The officer described a military force that is outgunned by Boko Haram. Soldiers are only paid $200 a month to put their lives on the line in a conflict zone and they often go hungry. It isn’t hard to see why job performance would be low and why many soldiers would accept bribes.

That’s the same military that’s expected to take on Boko Haram in anew full-scale offensive. Additionally, Reuters observes that Nigerian forces are already “hugely overstretched.”

About 100 Boko Haram terrorists also tried to kill three Muslim leaders on Friday. One died because of a heart attack. One report says the other two escaped, while others claim that one is missing and is thought to have been kidnapped.

Last week, the Clarion Project reported how a former U.S. ambassador to Nigeria believes that a Boko Haram attack on American interests is inevitable. His fear is substantiated by Ambassador Daniel Benjamin, former leader of the State Department’s Bureau of Counterterrorism.

“By 2012, Boko Haram was the second most deadly terrorist group in the world after Afghanistan’s Taliban as Taliban killed more people than Boko Haram. Presently, Boko Haram is the deadliest terrorist group, killing at least seven persons per attack,” Benjamin said.

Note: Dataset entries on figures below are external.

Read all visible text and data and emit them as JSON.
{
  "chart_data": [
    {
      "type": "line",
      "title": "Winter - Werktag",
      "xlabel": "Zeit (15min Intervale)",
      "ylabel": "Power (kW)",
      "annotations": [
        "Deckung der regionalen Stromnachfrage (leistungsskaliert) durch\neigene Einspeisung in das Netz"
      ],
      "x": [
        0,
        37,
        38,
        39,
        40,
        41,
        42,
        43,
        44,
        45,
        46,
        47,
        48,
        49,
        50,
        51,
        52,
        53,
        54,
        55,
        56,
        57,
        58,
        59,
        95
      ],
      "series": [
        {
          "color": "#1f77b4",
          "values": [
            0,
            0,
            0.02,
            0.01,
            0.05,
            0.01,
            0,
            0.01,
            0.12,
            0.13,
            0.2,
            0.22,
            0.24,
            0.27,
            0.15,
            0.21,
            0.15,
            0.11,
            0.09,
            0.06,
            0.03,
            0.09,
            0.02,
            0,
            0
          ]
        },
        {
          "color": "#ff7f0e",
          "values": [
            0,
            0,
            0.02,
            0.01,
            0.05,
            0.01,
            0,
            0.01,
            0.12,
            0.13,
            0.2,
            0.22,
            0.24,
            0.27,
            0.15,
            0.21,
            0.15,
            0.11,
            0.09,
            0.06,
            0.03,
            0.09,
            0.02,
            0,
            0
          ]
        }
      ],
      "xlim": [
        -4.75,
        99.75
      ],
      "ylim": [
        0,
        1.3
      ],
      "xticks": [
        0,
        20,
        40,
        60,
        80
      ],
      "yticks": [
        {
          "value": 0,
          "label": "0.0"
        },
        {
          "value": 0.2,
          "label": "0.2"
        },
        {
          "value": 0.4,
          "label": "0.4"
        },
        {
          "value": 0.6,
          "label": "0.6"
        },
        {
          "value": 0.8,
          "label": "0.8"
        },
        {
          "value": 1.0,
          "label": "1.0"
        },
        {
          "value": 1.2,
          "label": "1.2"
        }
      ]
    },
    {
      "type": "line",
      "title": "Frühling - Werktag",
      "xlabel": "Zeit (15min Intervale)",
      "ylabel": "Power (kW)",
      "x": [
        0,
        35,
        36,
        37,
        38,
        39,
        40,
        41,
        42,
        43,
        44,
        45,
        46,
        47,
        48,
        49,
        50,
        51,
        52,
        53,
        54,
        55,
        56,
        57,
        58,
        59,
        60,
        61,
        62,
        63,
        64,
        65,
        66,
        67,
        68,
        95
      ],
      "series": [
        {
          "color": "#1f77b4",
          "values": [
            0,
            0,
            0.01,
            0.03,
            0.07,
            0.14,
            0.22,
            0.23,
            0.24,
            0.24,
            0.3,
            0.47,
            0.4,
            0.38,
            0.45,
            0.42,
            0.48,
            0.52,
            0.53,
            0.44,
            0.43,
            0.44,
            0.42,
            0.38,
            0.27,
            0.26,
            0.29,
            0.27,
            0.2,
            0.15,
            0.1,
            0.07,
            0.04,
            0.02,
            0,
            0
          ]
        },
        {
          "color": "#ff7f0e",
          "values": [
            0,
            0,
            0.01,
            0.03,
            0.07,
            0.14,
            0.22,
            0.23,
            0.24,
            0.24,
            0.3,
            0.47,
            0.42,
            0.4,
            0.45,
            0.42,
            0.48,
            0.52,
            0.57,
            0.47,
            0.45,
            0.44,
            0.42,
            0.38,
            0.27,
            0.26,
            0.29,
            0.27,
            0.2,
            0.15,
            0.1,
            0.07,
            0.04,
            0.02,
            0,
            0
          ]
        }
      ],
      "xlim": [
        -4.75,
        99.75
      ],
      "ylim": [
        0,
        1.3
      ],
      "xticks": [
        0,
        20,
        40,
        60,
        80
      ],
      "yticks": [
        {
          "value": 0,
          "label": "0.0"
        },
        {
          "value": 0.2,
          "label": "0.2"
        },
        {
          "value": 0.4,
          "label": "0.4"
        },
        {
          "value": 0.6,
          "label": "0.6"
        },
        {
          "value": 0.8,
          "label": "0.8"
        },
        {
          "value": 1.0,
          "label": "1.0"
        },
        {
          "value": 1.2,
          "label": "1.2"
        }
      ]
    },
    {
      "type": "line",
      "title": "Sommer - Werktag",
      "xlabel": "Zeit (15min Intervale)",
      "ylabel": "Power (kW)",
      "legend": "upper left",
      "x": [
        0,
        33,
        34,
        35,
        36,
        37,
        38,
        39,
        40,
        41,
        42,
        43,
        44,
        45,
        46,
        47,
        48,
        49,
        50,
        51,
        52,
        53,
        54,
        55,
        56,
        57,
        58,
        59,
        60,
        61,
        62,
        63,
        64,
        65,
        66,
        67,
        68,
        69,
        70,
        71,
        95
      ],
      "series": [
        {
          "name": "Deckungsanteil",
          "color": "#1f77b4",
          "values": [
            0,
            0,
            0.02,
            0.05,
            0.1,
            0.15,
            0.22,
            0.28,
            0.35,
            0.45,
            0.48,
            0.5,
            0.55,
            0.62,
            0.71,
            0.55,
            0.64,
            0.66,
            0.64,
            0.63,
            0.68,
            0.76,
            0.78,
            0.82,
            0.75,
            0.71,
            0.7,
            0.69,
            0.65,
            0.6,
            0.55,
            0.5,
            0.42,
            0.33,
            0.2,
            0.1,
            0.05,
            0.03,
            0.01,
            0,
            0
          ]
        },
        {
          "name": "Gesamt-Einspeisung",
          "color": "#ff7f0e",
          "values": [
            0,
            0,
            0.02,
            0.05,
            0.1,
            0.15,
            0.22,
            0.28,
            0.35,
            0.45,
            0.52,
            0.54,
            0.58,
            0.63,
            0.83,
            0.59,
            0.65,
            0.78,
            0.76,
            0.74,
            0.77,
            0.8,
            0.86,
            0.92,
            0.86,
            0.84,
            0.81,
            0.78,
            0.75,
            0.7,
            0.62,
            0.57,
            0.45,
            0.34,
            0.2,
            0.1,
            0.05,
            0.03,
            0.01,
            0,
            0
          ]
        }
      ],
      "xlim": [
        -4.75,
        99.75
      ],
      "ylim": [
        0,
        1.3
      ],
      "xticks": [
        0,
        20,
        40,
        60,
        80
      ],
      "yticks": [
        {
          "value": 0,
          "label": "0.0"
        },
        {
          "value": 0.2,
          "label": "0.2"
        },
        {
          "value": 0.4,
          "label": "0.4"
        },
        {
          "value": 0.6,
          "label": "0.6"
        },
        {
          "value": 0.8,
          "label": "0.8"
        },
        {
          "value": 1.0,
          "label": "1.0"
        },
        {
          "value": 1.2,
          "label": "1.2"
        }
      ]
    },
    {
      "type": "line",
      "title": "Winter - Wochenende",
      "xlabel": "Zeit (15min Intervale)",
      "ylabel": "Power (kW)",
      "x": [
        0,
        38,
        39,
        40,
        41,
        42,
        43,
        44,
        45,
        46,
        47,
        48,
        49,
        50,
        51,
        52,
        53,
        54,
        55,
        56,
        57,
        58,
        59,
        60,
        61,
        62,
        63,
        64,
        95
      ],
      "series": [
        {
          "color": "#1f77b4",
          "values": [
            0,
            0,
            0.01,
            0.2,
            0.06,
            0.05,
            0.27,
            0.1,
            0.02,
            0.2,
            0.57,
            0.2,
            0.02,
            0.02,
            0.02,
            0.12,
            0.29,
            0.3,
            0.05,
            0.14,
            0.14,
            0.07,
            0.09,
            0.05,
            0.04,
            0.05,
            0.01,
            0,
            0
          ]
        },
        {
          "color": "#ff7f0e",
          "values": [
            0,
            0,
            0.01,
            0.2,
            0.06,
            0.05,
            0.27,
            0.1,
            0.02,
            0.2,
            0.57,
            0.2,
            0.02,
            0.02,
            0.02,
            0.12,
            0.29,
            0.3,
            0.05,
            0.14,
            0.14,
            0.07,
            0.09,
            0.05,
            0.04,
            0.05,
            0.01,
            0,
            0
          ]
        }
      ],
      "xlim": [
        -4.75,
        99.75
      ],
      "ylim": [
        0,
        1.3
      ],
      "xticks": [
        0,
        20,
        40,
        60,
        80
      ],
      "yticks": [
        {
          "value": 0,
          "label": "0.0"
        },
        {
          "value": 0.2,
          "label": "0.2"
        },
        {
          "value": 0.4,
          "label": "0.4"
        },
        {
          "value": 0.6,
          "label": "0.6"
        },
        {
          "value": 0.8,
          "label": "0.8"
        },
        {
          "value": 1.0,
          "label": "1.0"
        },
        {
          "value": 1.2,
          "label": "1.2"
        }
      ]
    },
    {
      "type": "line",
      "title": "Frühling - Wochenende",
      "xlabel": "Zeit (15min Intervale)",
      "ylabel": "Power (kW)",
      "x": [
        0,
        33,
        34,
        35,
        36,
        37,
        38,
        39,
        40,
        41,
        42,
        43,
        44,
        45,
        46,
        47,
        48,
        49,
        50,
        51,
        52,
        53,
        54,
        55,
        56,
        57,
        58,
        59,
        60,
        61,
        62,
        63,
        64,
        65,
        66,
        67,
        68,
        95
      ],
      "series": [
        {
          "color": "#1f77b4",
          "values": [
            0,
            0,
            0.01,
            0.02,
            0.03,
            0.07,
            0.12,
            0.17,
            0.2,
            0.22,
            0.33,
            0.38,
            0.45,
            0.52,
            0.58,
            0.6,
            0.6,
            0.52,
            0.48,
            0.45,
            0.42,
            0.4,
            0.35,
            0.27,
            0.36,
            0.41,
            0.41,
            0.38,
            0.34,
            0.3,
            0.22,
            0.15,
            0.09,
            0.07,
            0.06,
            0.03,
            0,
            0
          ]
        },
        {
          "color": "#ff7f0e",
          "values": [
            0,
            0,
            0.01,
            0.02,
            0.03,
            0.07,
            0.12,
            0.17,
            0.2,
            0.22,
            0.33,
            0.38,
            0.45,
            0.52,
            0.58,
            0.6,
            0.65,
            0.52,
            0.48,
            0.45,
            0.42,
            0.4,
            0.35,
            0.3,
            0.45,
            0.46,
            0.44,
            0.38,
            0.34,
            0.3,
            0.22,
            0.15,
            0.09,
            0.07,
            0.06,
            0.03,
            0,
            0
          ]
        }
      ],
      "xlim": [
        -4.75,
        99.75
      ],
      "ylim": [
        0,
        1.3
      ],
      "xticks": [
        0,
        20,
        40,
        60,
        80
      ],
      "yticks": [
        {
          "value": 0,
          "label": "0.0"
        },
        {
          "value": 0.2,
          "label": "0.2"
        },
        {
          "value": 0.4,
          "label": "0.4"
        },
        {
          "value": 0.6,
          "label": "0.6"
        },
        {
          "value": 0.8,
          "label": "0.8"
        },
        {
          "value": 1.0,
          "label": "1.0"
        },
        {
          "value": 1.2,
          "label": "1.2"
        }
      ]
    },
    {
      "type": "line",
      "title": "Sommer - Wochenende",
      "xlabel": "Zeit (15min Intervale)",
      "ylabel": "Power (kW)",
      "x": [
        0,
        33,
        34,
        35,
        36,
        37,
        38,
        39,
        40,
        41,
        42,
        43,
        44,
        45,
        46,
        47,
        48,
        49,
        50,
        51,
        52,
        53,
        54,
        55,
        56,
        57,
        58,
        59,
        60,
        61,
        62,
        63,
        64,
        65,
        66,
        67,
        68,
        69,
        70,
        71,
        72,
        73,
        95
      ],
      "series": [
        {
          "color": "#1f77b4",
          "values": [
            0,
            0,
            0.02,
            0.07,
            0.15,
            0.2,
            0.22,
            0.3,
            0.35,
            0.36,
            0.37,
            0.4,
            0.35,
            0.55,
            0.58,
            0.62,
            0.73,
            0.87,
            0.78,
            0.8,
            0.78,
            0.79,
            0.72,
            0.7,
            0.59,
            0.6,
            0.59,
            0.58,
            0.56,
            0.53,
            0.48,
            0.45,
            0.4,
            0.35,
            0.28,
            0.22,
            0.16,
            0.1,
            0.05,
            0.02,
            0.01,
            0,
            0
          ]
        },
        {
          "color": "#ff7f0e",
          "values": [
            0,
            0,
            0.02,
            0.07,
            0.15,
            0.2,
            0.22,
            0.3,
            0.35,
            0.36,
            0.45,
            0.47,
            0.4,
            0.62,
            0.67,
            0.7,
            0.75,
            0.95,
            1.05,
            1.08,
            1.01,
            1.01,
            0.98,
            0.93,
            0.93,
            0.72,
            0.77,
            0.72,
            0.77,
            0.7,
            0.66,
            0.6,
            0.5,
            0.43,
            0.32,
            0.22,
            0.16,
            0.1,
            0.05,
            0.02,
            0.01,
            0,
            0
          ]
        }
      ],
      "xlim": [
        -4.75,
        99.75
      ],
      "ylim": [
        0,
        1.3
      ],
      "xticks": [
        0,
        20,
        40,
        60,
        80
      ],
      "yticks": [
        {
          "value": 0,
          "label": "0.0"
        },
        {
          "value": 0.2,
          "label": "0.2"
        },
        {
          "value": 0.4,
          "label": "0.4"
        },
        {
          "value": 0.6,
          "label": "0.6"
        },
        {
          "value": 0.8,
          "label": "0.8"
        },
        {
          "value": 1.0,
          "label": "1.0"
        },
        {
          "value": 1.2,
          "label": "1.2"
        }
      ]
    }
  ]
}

Boko Haram is known to have attracted some support among Islamist radicals in the United Kingdom. A senior leader was arrestedin Sudan that was born in the U.K. He left Nigeria in 2006 and was radicalized while studying at the University of Gladmorgan, now known as the University of South Wales. He left the country and linked up with Boko Haram in 2011.

Now, shocking video has emerged of an Islamist cleric in London defending Boko Haram. The cleric, Mizanur Rahman, was previously jailed in 2007 for calling on Muslims to carry out 9/11-style attacks in Europe. He is described as a “student” of Islamist clerics Anjem Choudhary and Omar Bakri.

The sermons, which children were present for, defended the terrorist group against those “portraying them as crazed lunatics who don’t know anything about Islam or society.” The group is inspired by Islamic teachings, Rahman emphasized. This undermines American Islamist attempts to deny the ideological motivations of Boko Haram.

Rahman preached that Boko Haram is “full of good messages,” is trying to improve society and is morally superior to the Nigerian government.

“They [Boko Haram] didn’t do to these girls what the Nigerian government had been doing to the Muslims all these years,” he is recorded saying.

He also made the comment that Boko Haram’s murdering of non-Muslims is “not necessarily a bad thing.” Rahman also made a subtle comment that is quite disturbing. When he referred to the Nigerian hostages as “girls,” he corrected himself by saying, “sorry, I should say these women.” Right in line with Islamist doctrine, Rahman does not consider the young girls to be minors.

In the minds of many Westerners, Boko Haram has become synonymous with the 200 girls under its control. We cannot forget its ultra-radical ideology and murder spree. The attacks on churches and Nigerian villages don’t get much media attention, but this is a bloodthirsty group whose existence cannot be accepted.